As recentes Eleições Europeias em Portugal são comentadas por muitas razões e a primeira delas é por ter diminuído a abstenção. É sempre positivo quando os cidadãos de um país se envolvem nas decisões que dizem respeito a todos.

Muitos saberão como se convertem os votos obtidos por cada partido nos 21 mandatos que cabem a Portugal no Parlamento Europeu. Os 21 deputados portugueses são matematicamente partilhados pelos partidos de forma proporcional aos votos obtidos. Como é obtida essa proporcionalidade? O método usado é o chamado Método de Hondt, que foi desenhado pelo advogado e professor de Direito Civil e de Direito Fiscal na Universidade de Gent, Bélgica, Victor Joseph Auguste D’Hondt, no século XIX. Ele foi um ardente defensor da representação proporcional, tendo mesmo criado a Association Réformiste Belge pour l’Adoption de la Representation Proportionnelle em 1881.

Como funciona o Método de Hondt? Os votos de cada partido são sucessivamente divididos por 1,2,3,4,5, etc. e os quocientes obtidos são ordenados de modo a atribuir os 21 mandatos aos partidos dos 21 maiores quocientes. Assim, em Portugal, a ordenação dos quocientes destas últimas eleições deu 8 mandatos ao PS, 7 mandatos à AD, 2 mandatos ao CHEGA, 2 mandatos à IL, 1 mandato ao BE e 1 mandato à CDU. E podemos ver que, se houvesse 22 deputados para atribuir, o 22º mandato seria atribuído à AD.

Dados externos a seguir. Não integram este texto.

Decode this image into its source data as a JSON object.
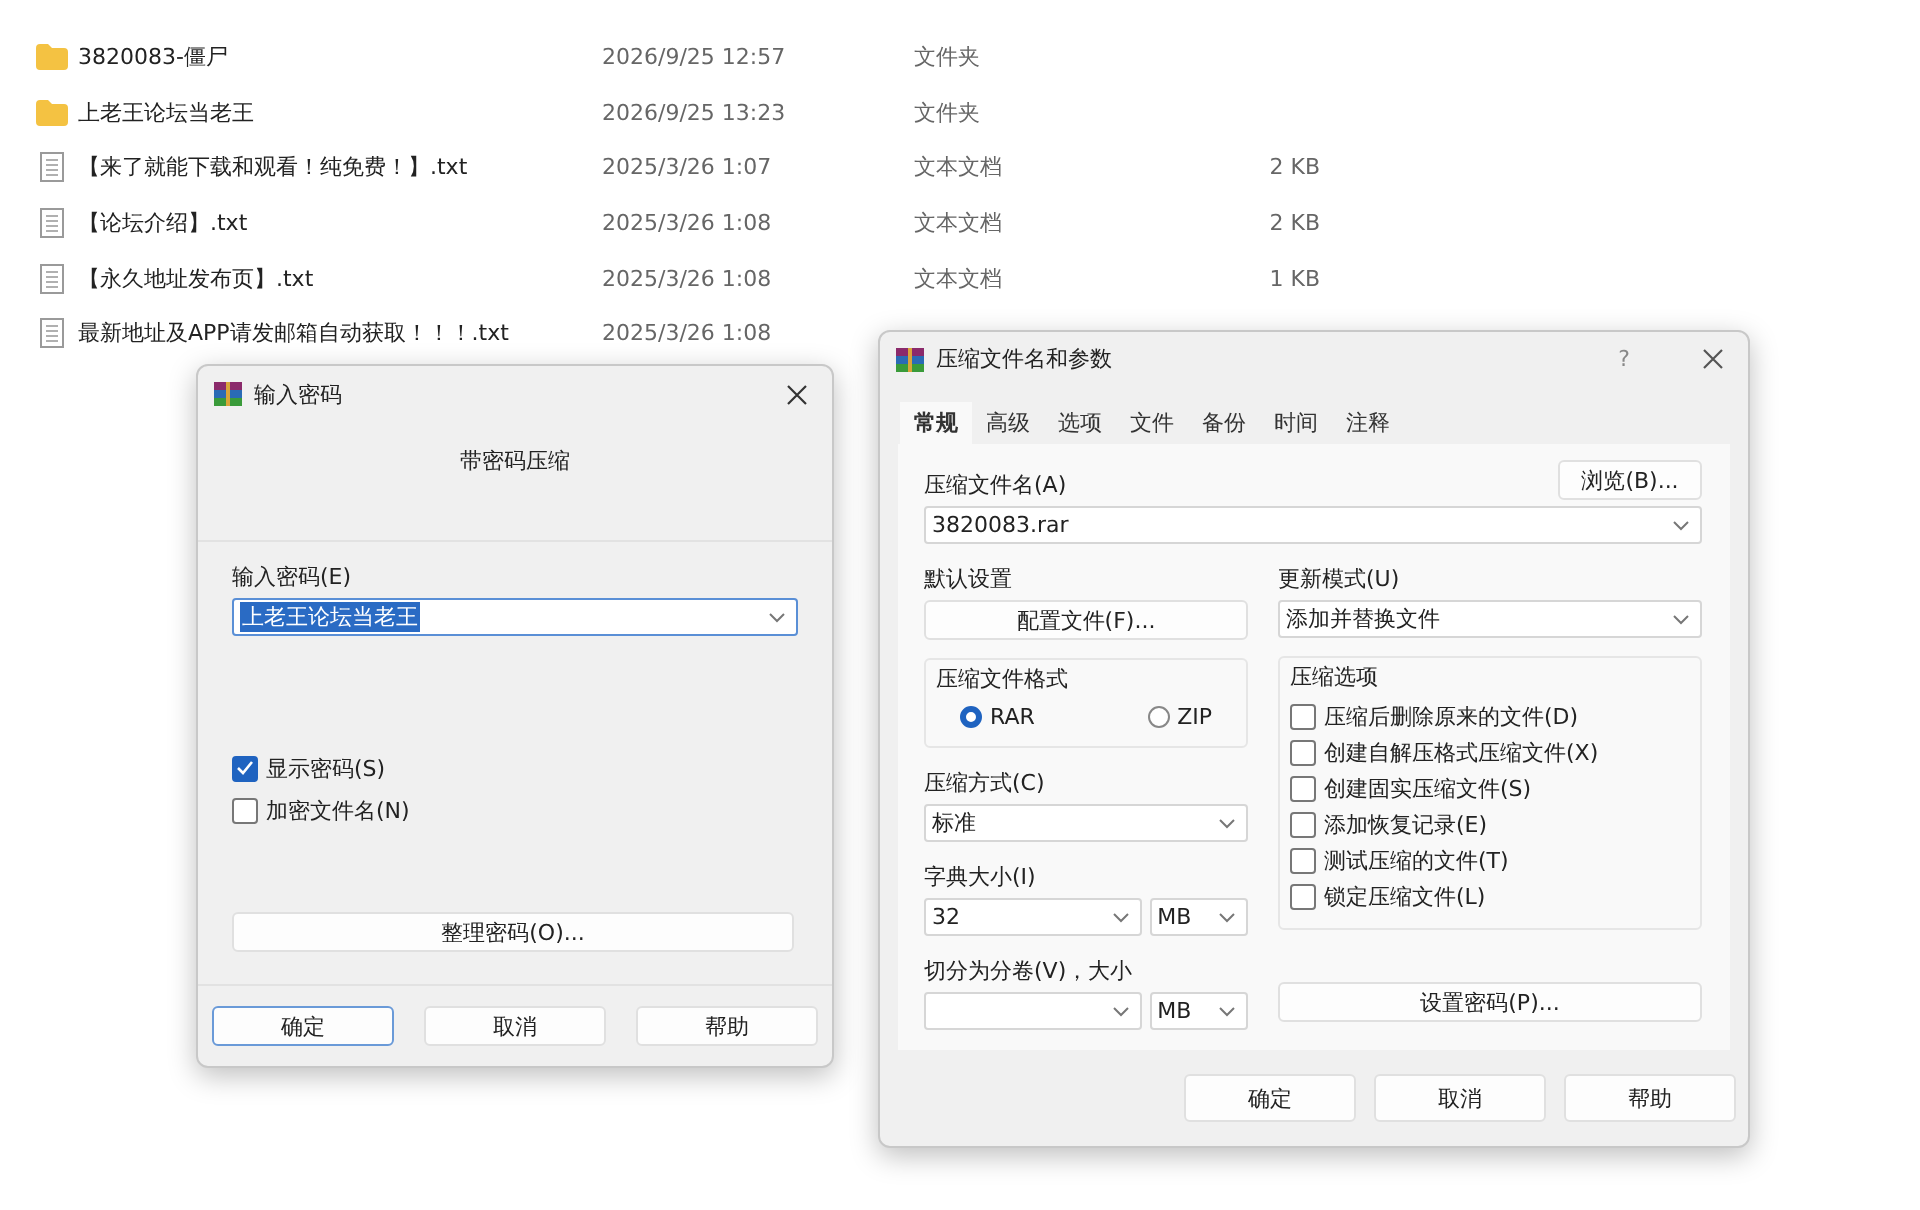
{
  "explorer": {
    "rows": [
      {
        "kind": "folder",
        "name": "3820083-僵尸",
        "date": "2026/9/25 12:57",
        "type": "文件夹"
      },
      {
        "kind": "folder",
        "name": "上老王论坛当老王",
        "date": "2026/9/25 13:23",
        "type": "文件夹"
      },
      {
        "kind": "file",
        "name": "【来了就能下载和观看！纯免费！】.txt",
        "date": "2025/3/26 1:07",
        "type": "文本文档",
        "size": "2 KB"
      },
      {
        "kind": "file",
        "name": "【论坛介绍】.txt",
        "date": "2025/3/26 1:08",
        "type": "文本文档",
        "size": "2 KB"
      },
      {
        "kind": "file",
        "name": "【永久地址发布页】.txt",
        "date": "2025/3/26 1:08",
        "type": "文本文档",
        "size": "1 KB"
      },
      {
        "kind": "file",
        "name": "最新地址及APP请发邮箱自动获取！！！.txt",
        "date": "2025/3/26 1:08"
      }
    ]
  },
  "password_dialog": {
    "title": "输入密码",
    "subtitle": "带密码压缩",
    "field_label": "输入密码(E)",
    "value": "上老王论坛当老王",
    "checkboxes": [
      {
        "label": "显示密码(S)",
        "checked": true
      },
      {
        "label": "加密文件名(N)",
        "checked": false
      }
    ],
    "organize_button": "整理密码(O)...",
    "buttons": [
      "确定",
      "取消",
      "帮助"
    ]
  },
  "archive_dialog": {
    "title": "压缩文件名和参数",
    "help": "?",
    "tabs": [
      {
        "label": "常规",
        "selected": true
      },
      {
        "label": "高级",
        "selected": false
      },
      {
        "label": "选项",
        "selected": false
      },
      {
        "label": "文件",
        "selected": false
      },
      {
        "label": "备份",
        "selected": false
      },
      {
        "label": "时间",
        "selected": false
      },
      {
        "label": "注释",
        "selected": false
      }
    ],
    "name_label": "压缩文件名(A)",
    "browse_button": "浏览(B)...",
    "name_value": "3820083.rar",
    "defaults_label": "默认设置",
    "profiles_button": "配置文件(F)...",
    "update_label": "更新模式(U)",
    "update_value": "添加并替换文件",
    "format_label": "压缩文件格式",
    "formats": [
      {
        "label": "RAR",
        "selected": true
      },
      {
        "label": "ZIP",
        "selected": false
      }
    ],
    "options_label": "压缩选项",
    "options": [
      {
        "label": "压缩后删除原来的文件(D)",
        "checked": false
      },
      {
        "label": "创建自解压格式压缩文件(X)",
        "checked": false
      },
      {
        "label": "创建固实压缩文件(S)",
        "checked": false
      },
      {
        "label": "添加恢复记录(E)",
        "checked": false
      },
      {
        "label": "测试压缩的文件(T)",
        "checked": false
      },
      {
        "label": "锁定压缩文件(L)",
        "checked": false
      }
    ],
    "method_label": "压缩方式(C)",
    "method_value": "标准",
    "dict_label": "字典大小(I)",
    "dict_value": "32",
    "dict_unit": "MB",
    "split_label": "切分为分卷(V)，大小",
    "split_unit": "MB",
    "password_button": "设置密码(P)...",
    "buttons": [
      "确定",
      "取消",
      "帮助"
    ]
  }
}
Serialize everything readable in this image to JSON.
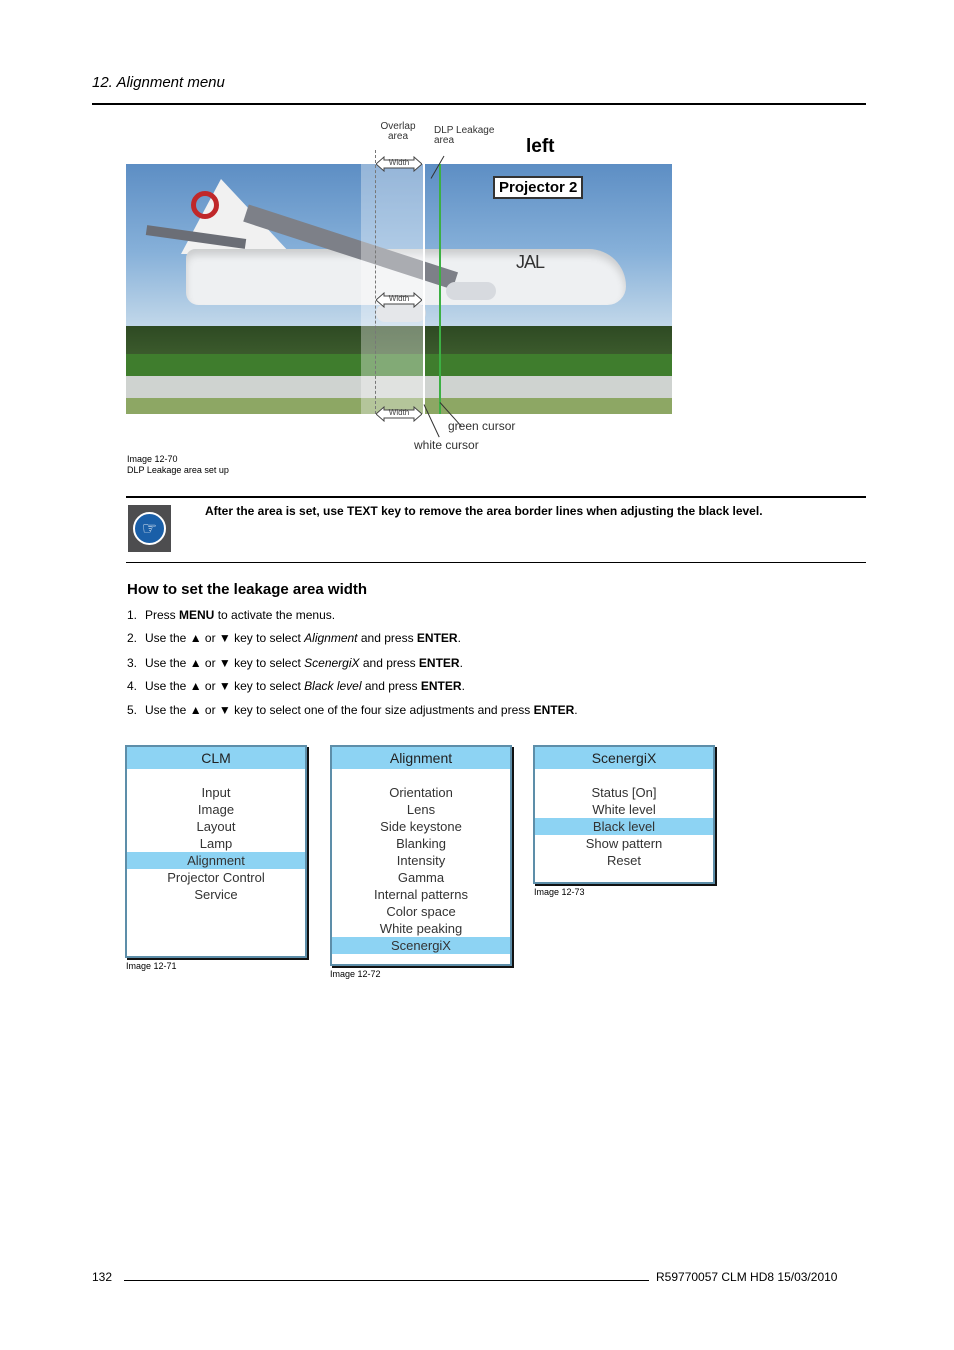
{
  "header": {
    "chapter_title": "12.  Alignment menu"
  },
  "figure_main": {
    "labels": {
      "overlap_area": "Overlap area",
      "dlp_leakage_area": "DLP Leakage area",
      "side": "left",
      "projector": "Projector 2",
      "width_arrow": "Width",
      "green_cursor": "green cursor",
      "white_cursor": "white cursor",
      "tail_text": "JAL"
    },
    "caption": {
      "number": "Image 12-70",
      "title": "DLP Leakage area set up"
    }
  },
  "note": {
    "icon": "pointing-hand-icon",
    "text": "After the area is set, use TEXT key to remove the area border lines when adjusting the black level."
  },
  "section": {
    "heading": "How to set the leakage area width",
    "steps": [
      {
        "num": "1.",
        "parts": [
          {
            "t": "Press "
          },
          {
            "t": "MENU",
            "b": true
          },
          {
            "t": " to activate the menus."
          }
        ]
      },
      {
        "num": "2.",
        "parts": [
          {
            "t": "Use the ▲ or ▼ key to select "
          },
          {
            "t": "Alignment",
            "i": true
          },
          {
            "t": " and press "
          },
          {
            "t": "ENTER",
            "b": true
          },
          {
            "t": "."
          }
        ]
      },
      {
        "num": "3.",
        "parts": [
          {
            "t": "Use the ▲ or ▼ key to select "
          },
          {
            "t": "ScenergiX",
            "i": true
          },
          {
            "t": " and press "
          },
          {
            "t": "ENTER",
            "b": true
          },
          {
            "t": "."
          }
        ]
      },
      {
        "num": "4.",
        "parts": [
          {
            "t": "Use the ▲ or ▼ key to select "
          },
          {
            "t": "Black level",
            "i": true
          },
          {
            "t": " and press "
          },
          {
            "t": "ENTER",
            "b": true
          },
          {
            "t": "."
          }
        ]
      },
      {
        "num": "5.",
        "parts": [
          {
            "t": "Use the ▲ or ▼ key to select one of the four size adjustments and press "
          },
          {
            "t": "ENTER",
            "b": true
          },
          {
            "t": "."
          }
        ]
      }
    ]
  },
  "menus": [
    {
      "title": "CLM",
      "items": [
        "Input",
        "Image",
        "Layout",
        "Lamp",
        "Alignment",
        "Projector Control",
        "Service"
      ],
      "selected": "Alignment",
      "caption": "Image 12-71"
    },
    {
      "title": "Alignment",
      "items": [
        "Orientation",
        "Lens",
        "Side keystone",
        "Blanking",
        "Intensity",
        "Gamma",
        "Internal patterns",
        "Color space",
        "White peaking",
        "ScenergiX"
      ],
      "selected": "ScenergiX",
      "caption": "Image 12-72"
    },
    {
      "title": "ScenergiX",
      "items": [
        "Status [On]",
        "White level",
        "Black level",
        "Show pattern",
        "Reset"
      ],
      "selected": "Black level",
      "caption": "Image 12-73"
    }
  ],
  "footer": {
    "page_number": "132",
    "doc_info": "R59770057   CLM HD8  15/03/2010"
  }
}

É este um método justo? O matemático francês e ativista da Resistência na II Guerra Mundial André Sainte-Laguë (1882-1950), num artigo escrito em 1910, achava que não e defendia que o método de Hondt favorecia os grandes partidos e prejudicava os pequenos partidos. Podemos chegar facilmente a essa conclusão comparando a percentagem de votos obtidos pelos partidos com a percentagem de mandatos obtidos.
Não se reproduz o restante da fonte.